Will the Coronavirus Pandemic Affect How We Design? History Says Yes

graphic designer's desk

Undoubtedly, the coronavirus pandemic has changed the way we live. Nowadays, we do almost everything online—from studying and working to getting household supplies. Even the way we do business has gone mostly digital. Brick-and-mortar shop owners have built websites and sleek product pages, hiring professional web design and photo-retouching services for jewelry and other items.

But there’s another aspect of life that the pandemic will likely change: design. How our society responds to the global crisis today will affect architecture, interior design, graphic design, and product design in the coming years. History is a testament to this. Let’s look back to design revolutions after global upheavals.

Spanish Flu Pandemic and the Roaring ‘20s

After the devastating World War I, one-third of the world’s population got infected with the Spanish Flu. Over 20 million people died, including 675,000 Americans. This series of unfortunate events sparked a desperate need for optimism. People were determined to reshape the future, and they did, as the next decade was the roaring twenties.

In the 1920s, the US experienced a decade of economic boom and widespread prosperity. This era sparked the rise of art deco architecture and modernist, flashy, and opulent designs. Think of The Great Gatsby.
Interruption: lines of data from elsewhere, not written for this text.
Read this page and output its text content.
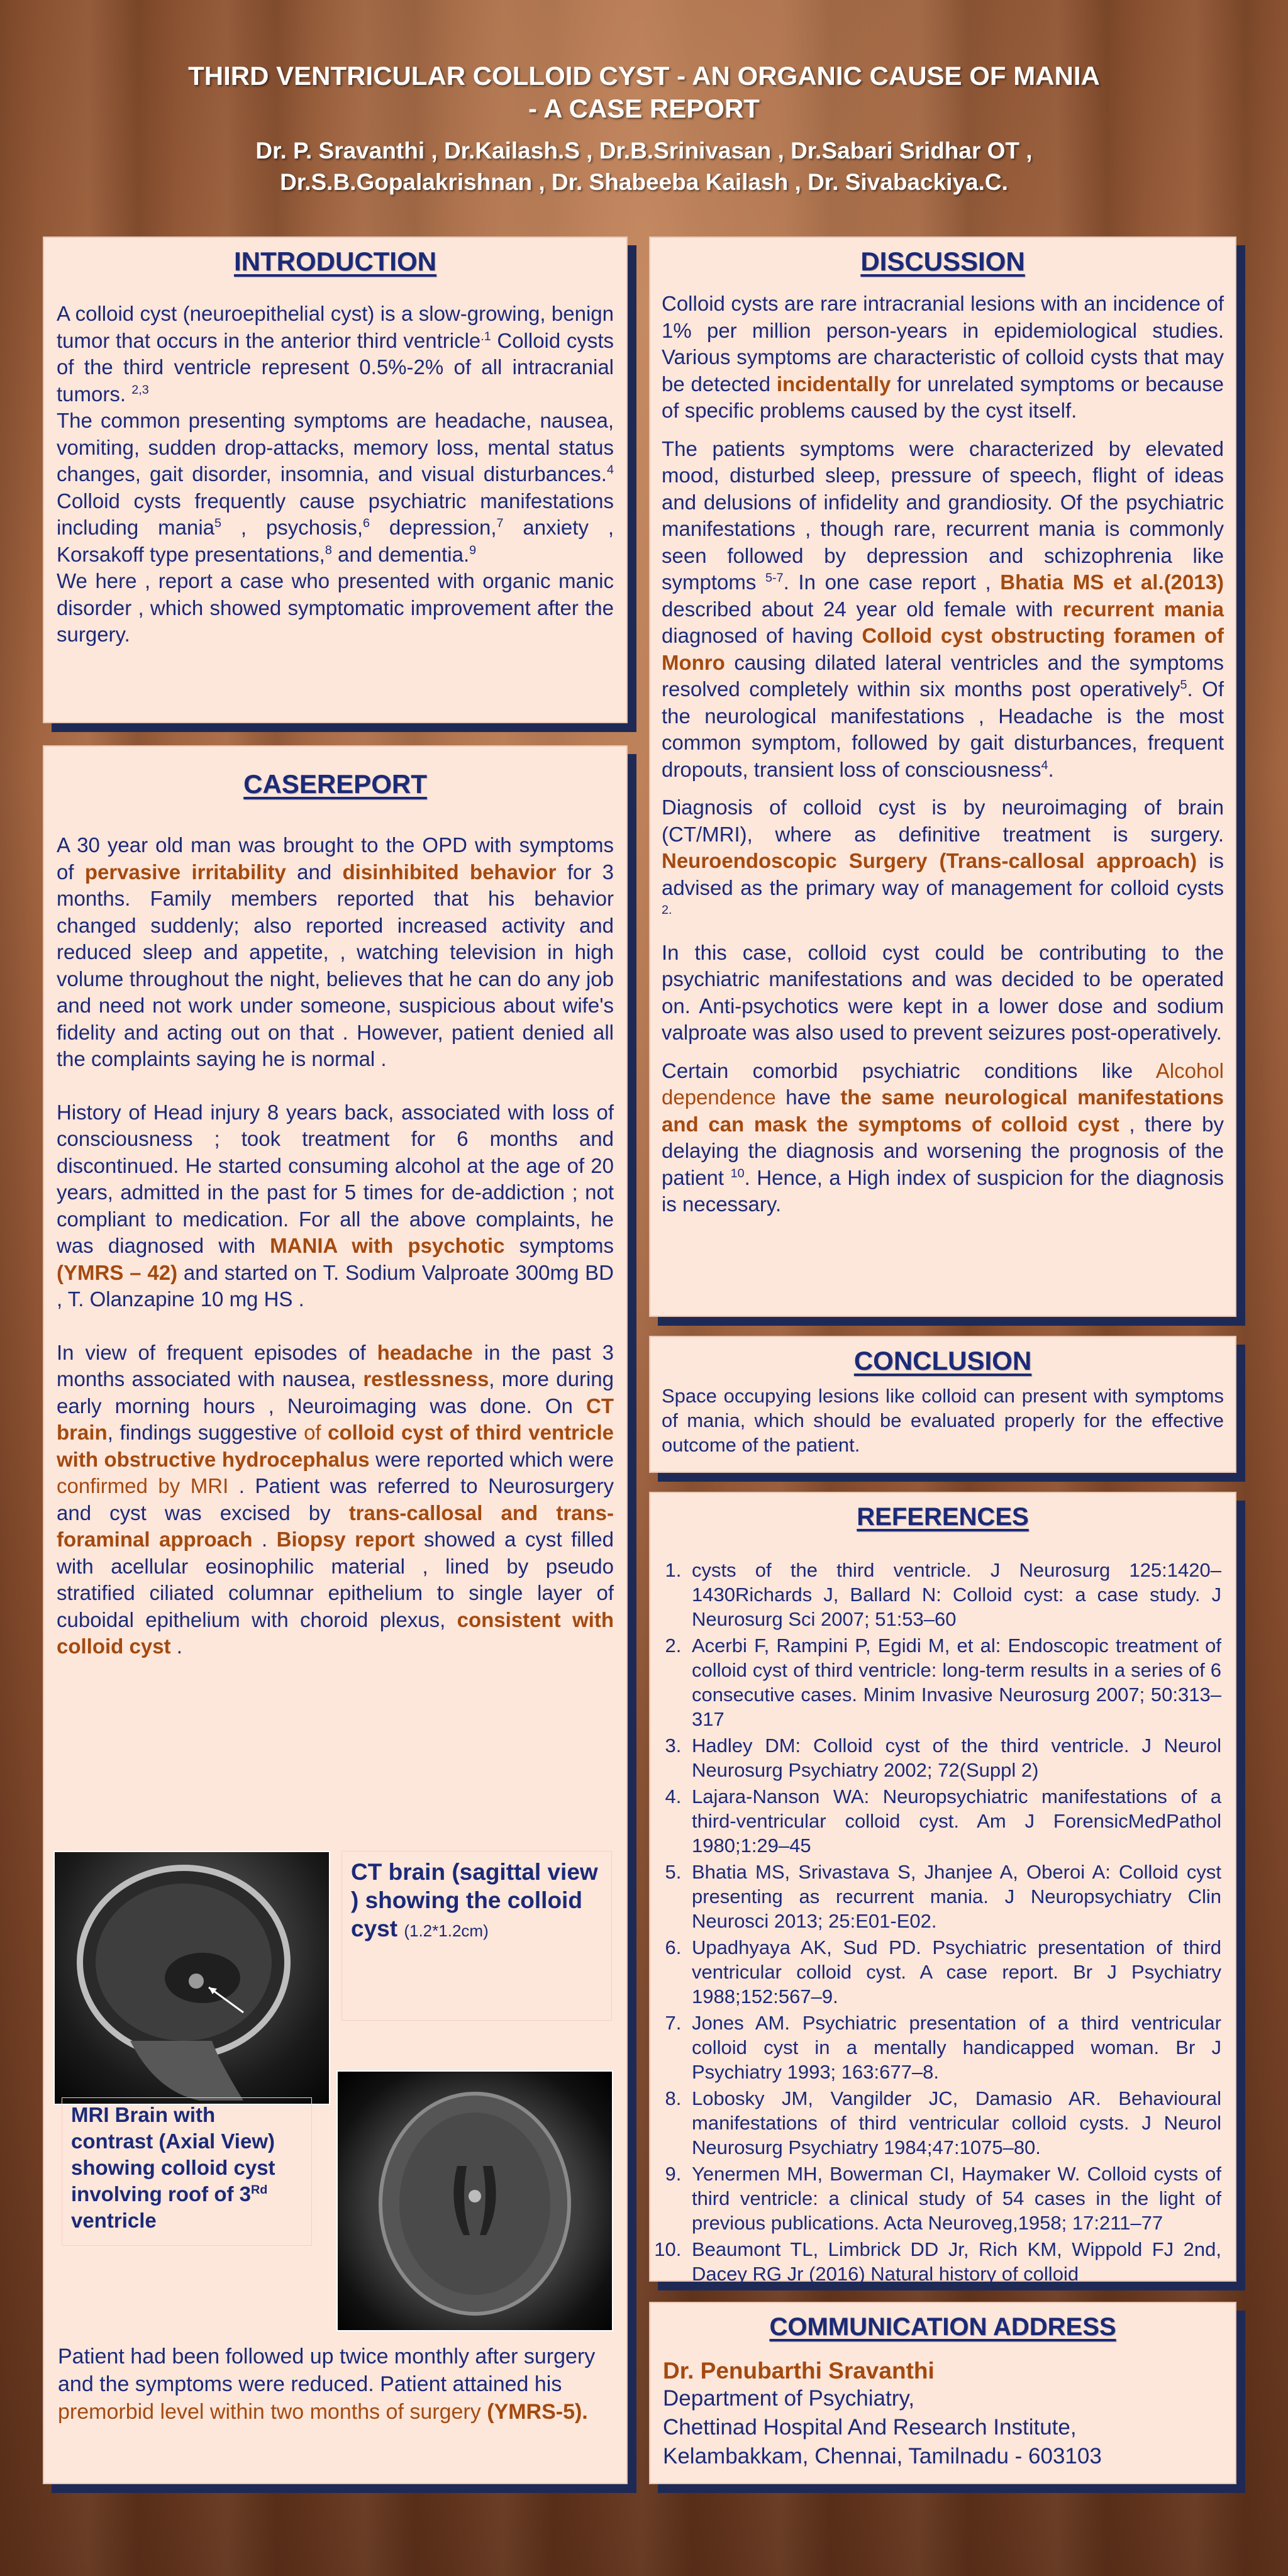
THIRD VENTRICULAR COLLOID CYST - AN ORGANIC CAUSE OF MANIA
- A CASE REPORT
Dr. P. Sravanthi , Dr.Kailash.S , Dr.B.Srinivasan , Dr.Sabari Sridhar OT ,
Dr.S.B.Gopalakrishnan , Dr. Shabeeba Kailash , Dr. Sivabackiya.C.
INTRODUCTION

A colloid cyst (neuroepithelial cyst) is a slow-growing, benign tumor that occurs in the anterior third ventricle$^{.1}$ Colloid cysts of the third ventricle represent 0.5%-2% of all intracranial tumors. $^{2,3}$

The common presenting symptoms are headache, nausea, vomiting, sudden drop-attacks, memory loss, mental status changes, gait disorder, insomnia, and visual disturbances.$^4$ Colloid cysts frequently cause psychiatric manifestations including mania$^5$ , psychosis,$^6$ depression,$^7$ anxiety , Korsakoff type presentations,$^8$ and dementia.$^9$

We here , report a case who presented with organic manic disorder , which showed symptomatic improvement after the surgery.

CASEREPORT

A 30 year old man was brought to the OPD with symptoms of pervasive irritability and disinhibited behavior for 3 months. Family members reported that his behavior changed suddenly; also reported increased activity and reduced sleep and appetite, , watching television in high volume throughout the night, believes that he can do any job and need not work under someone, suspicious about wife's fidelity and acting out on that . However, patient denied all the complaints saying he is normal .

History of Head injury 8 years back, associated with loss of consciousness ; took treatment for 6 months and discontinued. He started consuming alcohol at the age of 20 years, admitted in the past for 5 times for de-addiction ; not compliant to medication. For all the above complaints, he was diagnosed with MANIA with psychotic symptoms (YMRS – 42) and started on T. Sodium Valproate 300mg BD , T. Olanzapine 10 mg HS .

In view of frequent episodes of headache in the past 3 months associated with nausea, restlessness, more during early morning hours , Neuroimaging was done. On CT brain, findings suggestive of colloid cyst of third ventricle with obstructive hydrocephalus were reported which were confirmed by MRI . Patient was referred to Neurosurgery and cyst was excised by trans-callosal and trans-foraminal approach . Biopsy report showed a cyst filled with acellular eosinophilic material , lined by pseudo stratified ciliated columnar epithelium to single layer of cuboidal epithelium with choroid plexus, consistent with colloid cyst .

CT brain (sagittal view ) showing the colloid cyst (1.2*1.2cm)
MRI Brain with contrast (Axial View) showing colloid cyst involving roof of 3Rd ventricle
Patient had been followed up twice monthly after surgery and the symptoms were reduced. Patient attained his premorbid level within two months of surgery (YMRS-5).
DISCUSSION

Colloid cysts are rare intracranial lesions with an incidence of 1% per million person-years in epidemiological studies. Various symptoms are characteristic of colloid cysts that may be detected incidentally for unrelated symptoms or because of specific problems caused by the cyst itself.

The patients symptoms were characterized by elevated mood, disturbed sleep, pressure of speech, flight of ideas and delusions of infidelity and grandiosity. Of the psychiatric manifestations , though rare, recurrent mania is commonly seen followed by depression and schizophrenia like symptoms $^{5-7}$. In one case report , Bhatia MS et al.(2013) described about 24 year old female with recurrent mania diagnosed of having Colloid cyst obstructing foramen of Monro causing dilated lateral ventricles and the symptoms resolved completely within six months post operatively$^5$. Of the neurological manifestations , Headache is the most common symptom, followed by gait disturbances, frequent dropouts, transient loss of consciousness$^4$.

Diagnosis of colloid cyst is by neuroimaging of brain (CT/MRI), where as definitive treatment is surgery. Neuroendoscopic Surgery (Trans-callosal approach) is advised as the primary way of management for colloid cysts $^{2.}$

In this case, colloid cyst could be contributing to the psychiatric manifestations and was decided to be operated on. Anti-psychotics were kept in a lower dose and sodium valproate was also used to prevent seizures post-operatively.

Certain comorbid psychiatric conditions like Alcohol dependence have the same neurological manifestations and can mask the symptoms of colloid cyst , there by delaying the diagnosis and worsening the prognosis of the patient $^{10}$. Hence, a High index of suspicion for the diagnosis is necessary.

CONCLUSION
Space occupying lesions like colloid can present with symptoms of mania, which should be evaluated properly for the effective outcome of the patient.
REFERENCES
1. cysts of the third ventricle. J Neurosurg 125:1420–1430Richards J, Ballard N: Colloid cyst: a case study. J Neurosurg Sci 2007; 51:53–60
2. Acerbi F, Rampini P, Egidi M, et al: Endoscopic treatment of colloid cyst of third ventricle: long-term results in a series of 6 consecutive cases. Minim Invasive Neurosurg 2007; 50:313–317
3. Hadley DM: Colloid cyst of the third ventricle. J Neurol Neurosurg Psychiatry 2002; 72(Suppl 2)
4. Lajara-Nanson WA: Neuropsychiatric manifestations of a third-ventricular colloid cyst. Am J ForensicMedPathol 1980;1:29–45
5. Bhatia MS, Srivastava S, Jhanjee A, Oberoi A: Colloid cyst presenting as recurrent mania. J Neuropsychiatry Clin Neurosci 2013; 25:E01-E02.
6. Upadhyaya AK, Sud PD. Psychiatric presentation of third ventricular colloid cyst. A case report. Br J Psychiatry 1988;152:567–9.
7. Jones AM. Psychiatric presentation of a third ventricular colloid cyst in a mentally handicapped woman. Br J Psychiatry 1993; 163:677–8.
8. Lobosky JM, Vangilder JC, Damasio AR. Behavioural manifestations of third ventricular colloid cysts. J Neurol Neurosurg Psychiatry 1984;47:1075–80.
9. Yenermen MH, Bowerman CI, Haymaker W. Colloid cysts of third ventricle: a clinical study of 54 cases in the light of previous publications. Acta Neuroveg,1958; 17:211–77
10. Beaumont TL, Limbrick DD Jr, Rich KM, Wippold FJ 2nd, Dacey RG Jr (2016) Natural history of colloid
COMMUNICATION ADDRESS
Dr. Penubarthi Sravanthi
Department of Psychiatry,
Chettinad Hospital And Research Institute,
Kelambakkam, Chennai, Tamilnadu - 603103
This design revolution is a stark contrast to the dark image of the Great War and Spanish Flu pandemic.

The Great Depression and Industrial Art and Design

stained glass, bricked wall and cement

A decade after the roaring ‘20s, The Great Depression marked the worst economic downturn in the world. About 15 million Americans lost their jobs, and nearly half of the country’s banks had failed. But it paved the way for industrial art and design as manufacturers relied on design to make their products stand out and boost sales. At the same time, architects moved away from art deco and started using industrial materials, such as steel, concrete, and glass. Opulent gold was also replaced with bright colors to lift people’s morale.

Space Race and Abstract Designs

After World War II, the United States and the Soviet Union were in a global conflict that turned into a “Space Race.” The national obsession with who would first land on the moon or orbit the space inspired the use of abstract designs, bright colors, star and galaxy images, and other elements that represent a future of boundless possibilities.

Civil Rights Movement and Radical Designs

Optimism after World War II and Space Race took a nosedive in the late ‘60s and ‘70s. The Civil Rights movement and opposition to the Vietnam war fueled social unrest. Radical youth culture also emerged in this era, along with the popularity of psychedelic designs, colorful patterns, and groovy typography.

The Great Recession and Minimalism

The sub-prime mortgage crisis in 2008 led to the Great Recession and near collapse of global financial markets. This economic downturn sparked distrust in mega-corporations and fueled the rise of direct-to-consumer brands, which offered practical value. Products became simple, sleek, and elegant. Perhaps, the most iconic brand in that era was Apple, which relied on simple design sensibility to be massively influential.

The impulse toward simplicity also became visible in fashion, interior design, and architecture. Basic tees and navy sweaters were trendy, while white walls and minimalist home designs started to make waves.

Fast forward to today, some designers predict the rise of touchless taps and doors, while others expect “tactile” graphic designs as people spend more time staring at mobile screens. Many also project higher demand for nature or outdoor-inspired designs. One thing’s for sure, though: the pandemic will change the way we design.